The key barriers were the now quashed oil and gas emissions cap, the suspension of the Clean Electricity Regulations in Alberta pending a new industrial carbon pricing agreement, and, assuming a new bitumen to the northern coast of B.C., an adjustment to the Oil Tanker Moratorium Act.
In terms of aggressive timelines, these include April 1, 2026, for an industrial carbon pricing equivalency agreement between the feds and Alberta, the previously mentioned methane equivalency agreement, a trilateral MOU with the Pathways companies for Phase 1 of its massive CCUS project, and a co-operation agreement on impact assessments.
In addition, Alberta is to submit its application for the bitumen pipeline project to the fed’s Major Projects Office on or before July 1, 2026.
It is important to note that the B.C. government and Coastal First Nations both remain vehemently opposed to a potential new bitumen pipeline to the northern coast of the province and expressed frustration at not being at the negotiating table with the federal and Alberta governments for talks leading to the MOU.
Potential roadblocks to the bitumen pipeline
De Silva and Radha Curpen, a partner and group head of ESG and sustainability at Vancouver-based law firm McMillan LLP, told DOB Energy that the B.C. government and Coastal First Nations have ways to slow down if not hamstring a bitumen pipeline project to the northern coast of the province, despite the federal government having jurisdiction over interprovincial pipelines.
“Interprovincial pipelines require both federal and provincial permits, unless both parties agree to the ‘one project, one review,’” De Silva said. Since the B.C. government is highly unlikely to agree to this for a new bitumen pipeline, “there are certainly ways that the provincial government and Coastal First Nations could slow things down.”

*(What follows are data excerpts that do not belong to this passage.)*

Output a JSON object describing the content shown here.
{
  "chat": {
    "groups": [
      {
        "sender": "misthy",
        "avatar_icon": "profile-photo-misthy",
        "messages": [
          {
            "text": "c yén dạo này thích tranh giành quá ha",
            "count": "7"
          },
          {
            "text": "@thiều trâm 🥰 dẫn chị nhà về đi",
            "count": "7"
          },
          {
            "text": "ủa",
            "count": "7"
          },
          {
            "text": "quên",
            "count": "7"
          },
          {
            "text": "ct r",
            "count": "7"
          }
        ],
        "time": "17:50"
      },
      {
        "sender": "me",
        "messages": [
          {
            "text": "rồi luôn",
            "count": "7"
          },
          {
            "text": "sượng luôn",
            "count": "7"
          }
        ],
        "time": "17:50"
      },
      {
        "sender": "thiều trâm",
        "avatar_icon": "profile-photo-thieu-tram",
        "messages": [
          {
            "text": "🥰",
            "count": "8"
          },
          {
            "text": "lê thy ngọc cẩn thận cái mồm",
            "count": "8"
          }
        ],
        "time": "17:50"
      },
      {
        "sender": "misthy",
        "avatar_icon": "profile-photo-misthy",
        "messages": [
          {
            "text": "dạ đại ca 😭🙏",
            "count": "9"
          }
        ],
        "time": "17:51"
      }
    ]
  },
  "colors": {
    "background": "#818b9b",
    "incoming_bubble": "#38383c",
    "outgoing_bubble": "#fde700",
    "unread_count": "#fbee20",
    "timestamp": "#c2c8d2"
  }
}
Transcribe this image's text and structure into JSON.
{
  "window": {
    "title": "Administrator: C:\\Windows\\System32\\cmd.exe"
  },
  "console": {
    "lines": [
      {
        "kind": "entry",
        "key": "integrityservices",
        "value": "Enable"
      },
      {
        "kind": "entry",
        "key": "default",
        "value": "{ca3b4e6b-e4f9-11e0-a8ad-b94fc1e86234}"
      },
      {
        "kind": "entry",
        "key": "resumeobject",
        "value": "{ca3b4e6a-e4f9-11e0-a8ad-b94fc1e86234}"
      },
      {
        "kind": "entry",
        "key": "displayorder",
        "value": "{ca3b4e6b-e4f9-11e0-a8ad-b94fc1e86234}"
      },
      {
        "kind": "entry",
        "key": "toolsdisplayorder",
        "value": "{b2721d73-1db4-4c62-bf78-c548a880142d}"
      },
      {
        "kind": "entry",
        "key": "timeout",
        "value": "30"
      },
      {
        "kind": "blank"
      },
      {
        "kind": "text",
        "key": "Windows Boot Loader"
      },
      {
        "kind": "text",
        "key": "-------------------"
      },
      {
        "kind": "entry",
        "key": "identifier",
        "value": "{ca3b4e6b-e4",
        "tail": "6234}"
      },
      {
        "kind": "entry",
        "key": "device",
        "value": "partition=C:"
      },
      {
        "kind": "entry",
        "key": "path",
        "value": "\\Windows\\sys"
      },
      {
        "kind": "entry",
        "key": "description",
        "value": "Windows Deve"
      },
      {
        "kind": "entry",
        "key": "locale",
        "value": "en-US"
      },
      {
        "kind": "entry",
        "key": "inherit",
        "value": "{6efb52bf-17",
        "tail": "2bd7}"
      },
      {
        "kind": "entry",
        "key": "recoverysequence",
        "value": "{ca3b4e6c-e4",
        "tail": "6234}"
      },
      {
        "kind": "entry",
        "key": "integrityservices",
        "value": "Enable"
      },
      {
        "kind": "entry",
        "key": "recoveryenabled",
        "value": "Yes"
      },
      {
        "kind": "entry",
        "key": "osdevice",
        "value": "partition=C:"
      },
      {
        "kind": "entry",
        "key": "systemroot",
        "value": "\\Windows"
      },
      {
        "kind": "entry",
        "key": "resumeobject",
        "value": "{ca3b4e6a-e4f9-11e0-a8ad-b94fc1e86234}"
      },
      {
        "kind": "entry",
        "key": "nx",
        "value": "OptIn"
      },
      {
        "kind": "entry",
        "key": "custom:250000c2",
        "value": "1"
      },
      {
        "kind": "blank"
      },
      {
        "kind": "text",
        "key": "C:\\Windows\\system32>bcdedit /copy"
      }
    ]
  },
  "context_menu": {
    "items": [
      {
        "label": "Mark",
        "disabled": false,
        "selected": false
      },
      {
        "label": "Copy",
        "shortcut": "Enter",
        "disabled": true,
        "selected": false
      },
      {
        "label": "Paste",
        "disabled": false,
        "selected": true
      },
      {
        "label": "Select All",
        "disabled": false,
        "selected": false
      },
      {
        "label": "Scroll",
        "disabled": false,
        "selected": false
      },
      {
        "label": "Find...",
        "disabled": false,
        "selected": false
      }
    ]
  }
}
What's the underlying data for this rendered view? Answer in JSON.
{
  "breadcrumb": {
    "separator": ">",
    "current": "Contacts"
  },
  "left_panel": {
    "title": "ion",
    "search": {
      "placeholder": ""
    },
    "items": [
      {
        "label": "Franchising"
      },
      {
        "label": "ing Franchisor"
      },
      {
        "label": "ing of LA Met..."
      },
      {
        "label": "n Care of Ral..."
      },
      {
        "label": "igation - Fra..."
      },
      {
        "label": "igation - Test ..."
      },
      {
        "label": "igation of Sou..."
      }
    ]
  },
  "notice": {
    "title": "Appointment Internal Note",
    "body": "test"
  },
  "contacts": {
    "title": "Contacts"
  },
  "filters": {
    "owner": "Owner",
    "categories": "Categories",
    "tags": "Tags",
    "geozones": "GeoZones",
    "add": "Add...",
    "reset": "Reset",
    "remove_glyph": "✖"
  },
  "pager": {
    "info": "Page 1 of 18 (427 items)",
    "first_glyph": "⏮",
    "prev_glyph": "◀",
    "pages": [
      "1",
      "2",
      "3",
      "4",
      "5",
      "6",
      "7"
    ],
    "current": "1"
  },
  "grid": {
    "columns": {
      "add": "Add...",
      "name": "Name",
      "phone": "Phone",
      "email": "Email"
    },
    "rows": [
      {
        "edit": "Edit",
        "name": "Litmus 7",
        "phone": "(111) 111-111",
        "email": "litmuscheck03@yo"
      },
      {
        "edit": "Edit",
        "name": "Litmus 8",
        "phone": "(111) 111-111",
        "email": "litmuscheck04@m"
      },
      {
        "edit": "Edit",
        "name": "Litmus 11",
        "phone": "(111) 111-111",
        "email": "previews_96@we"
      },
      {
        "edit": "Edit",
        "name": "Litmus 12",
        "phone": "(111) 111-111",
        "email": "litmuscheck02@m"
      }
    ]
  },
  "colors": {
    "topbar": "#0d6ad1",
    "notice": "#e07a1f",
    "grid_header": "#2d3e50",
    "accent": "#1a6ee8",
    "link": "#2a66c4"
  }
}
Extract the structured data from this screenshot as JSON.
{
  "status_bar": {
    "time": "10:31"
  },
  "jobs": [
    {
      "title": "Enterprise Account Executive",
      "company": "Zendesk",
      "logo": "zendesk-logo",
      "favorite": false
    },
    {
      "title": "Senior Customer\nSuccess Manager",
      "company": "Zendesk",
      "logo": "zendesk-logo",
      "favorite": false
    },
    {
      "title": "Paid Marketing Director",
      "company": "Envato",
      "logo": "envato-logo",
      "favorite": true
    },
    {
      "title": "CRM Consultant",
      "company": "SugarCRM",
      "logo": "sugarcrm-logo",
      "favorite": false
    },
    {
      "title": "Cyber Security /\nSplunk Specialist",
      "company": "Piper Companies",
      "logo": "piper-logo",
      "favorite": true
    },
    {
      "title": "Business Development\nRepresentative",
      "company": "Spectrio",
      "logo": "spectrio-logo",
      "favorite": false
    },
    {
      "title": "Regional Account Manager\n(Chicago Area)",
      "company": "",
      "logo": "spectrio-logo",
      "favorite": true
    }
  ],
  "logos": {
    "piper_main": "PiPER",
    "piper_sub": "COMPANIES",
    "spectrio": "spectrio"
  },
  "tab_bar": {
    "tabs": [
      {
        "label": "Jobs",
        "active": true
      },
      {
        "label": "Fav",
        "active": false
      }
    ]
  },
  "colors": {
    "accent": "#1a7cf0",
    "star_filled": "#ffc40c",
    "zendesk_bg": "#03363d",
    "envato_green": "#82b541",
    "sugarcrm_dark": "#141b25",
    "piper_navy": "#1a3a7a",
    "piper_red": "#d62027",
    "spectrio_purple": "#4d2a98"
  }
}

“While the B.C. government and Coastal First Nations cannot directly veto a federally regulated interprovincial pipeline, they can prevent the project from reaching tidewater by controlling essential terminal, marine access, and provincial authorization points,” Curpen said. This is because “they possess multiple, potent legal and regulatory tools to prevent access to tidewater and to challenge approvals that inadequately address Aboriginal rights and title.”
The decisive legal levers include approvals and tenures for non-port structures and adjacent industrial uses on provincial Crown land, environmental assessment and permitting for water, air, waste, spill response, and related infrastructure such as roads and power, according to Curpen.
In addition, “Section 35 of the Constitution Act, 1982 protects existing Aboriginal rights, including marine harvesting and stewardship, and some Nations assert title claims extending into foreshore and nearshore areas; approvals that may adversely affect these rights trigger duty to consult and, where appropriate, accommodation,” she said.
“The implication is that the economic viability of any export pathway depends as much on non-port structure siting, provincial and local authorizations, and Indigenous rights accommodation as on federal pipeline approval,” Curpen said. “A strategy that treats tidewater access as ancillary is likely to fail because bottlenecks at those infrastructures, foreshore, and marine routes are where legal risk concentrates.”
Added De Silva: “There is no short cut around meaningful consultation with Indigenous peoples. If you look at where past projects have ended up in court, it has been over inadequate consultation.”